Like many people who fell in love with photography as children, Sarah Greenough followed the lead of an amateur photographer parent. Her father built a darkroom in the family’s home outside of Boston, which Greenough wound up using more often than he did. He also passed his old cameras on to his daughter. “The first camera he gave me was a 2 ¼-inch Yashica with a separate light meter that he showed me how to use,” she says, “and I became entranced with photography.”
She remained entranced when she went off to college, but there were no photography courses at the University of Pennsylvania, where she was an undergraduate. She studied history and art history instead and took classes in studio photography taught by Michael Smith off campus. Photographers such as George Tice, W. Eugene Smith, and Diane Arbus came to speak to the students. “I vividly remember Arbus talking about Lisette Model, and thinking: who in the world is Lisette Model?” says Greenough.
Today, of course, Greenough is one of the foremost experts in the field. Senior curator of photographs at the National Gallery of Art in Washington, D.C., she began working there in 1978. She is probably best known for her extensive work on Alfred Stieglitz, including important exhibitions in 1983 and 2001, as well as Alfred Stieglitz: The Key Set, a two-volume, systematic catalogue, published in 2002, of the 1,642 prints that Stieglitz considered the best examples of his work from the 1880s through the 1930s. Georgia O’Keeffe donated them to the National Gallery in 1949.
Stieglitz was the subject of Greenough’s master’s thesis, which evolved out of a seminar with Beaumont Newhall at the University of New Mexico, where she was a graduate student: her colleagues included Joel-Peter Witkin, Nicholas Nixon, Joe Deal, and Keith Davis. “All of the forces aligned and I just happened to be there at the right time,” she says.
Despite its holdings of work by Stieglitz, the National Gallery was slow to build a photography collection. But after the 1989 show On the Art of Fixing a Shadow, the museum was offered a large group of Walker Evans photographs, and then a gift of 75 Paul Strand photographs. Subsequently, she says, “Robert Frank offered us an unparalleled collection of 620 photographs and all of the negatives, contact sheets, and work prints related to The Americans.” The museum continues to acquire work by key photographers in depth, which Greenough calls “one of the hallmarks of our collections.”

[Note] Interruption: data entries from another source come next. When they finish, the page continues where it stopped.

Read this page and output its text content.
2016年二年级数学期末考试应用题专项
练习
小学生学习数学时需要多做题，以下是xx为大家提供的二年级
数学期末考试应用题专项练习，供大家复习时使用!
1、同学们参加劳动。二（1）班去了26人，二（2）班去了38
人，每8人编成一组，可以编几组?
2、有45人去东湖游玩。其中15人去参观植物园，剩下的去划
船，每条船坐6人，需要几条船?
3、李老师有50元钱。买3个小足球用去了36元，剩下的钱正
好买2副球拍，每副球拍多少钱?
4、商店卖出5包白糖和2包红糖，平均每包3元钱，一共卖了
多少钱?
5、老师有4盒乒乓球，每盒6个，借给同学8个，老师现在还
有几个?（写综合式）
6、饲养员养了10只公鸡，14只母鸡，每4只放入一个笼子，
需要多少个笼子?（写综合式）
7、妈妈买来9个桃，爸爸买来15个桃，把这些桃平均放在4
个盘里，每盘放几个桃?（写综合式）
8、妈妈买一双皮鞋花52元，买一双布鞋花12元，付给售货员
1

Viewers can get an overview of those collections with In Light of the Past: Twenty-Five Years of Photography at the National Gallery of Art, on view through July 26. The show includes work from the 19th century up to the 1970s. The Memory of Time, on the other hand, through September 13, highlights contemporary work, acquired with the Alfred H. Moses and Fern M. Schad Fund (Schad’s first husband was Tennyson Schad, founder of Light Gallery). “We have spent the last 25 years building the collection,” she says, “in order to show the richness and diversity of the history of photography.”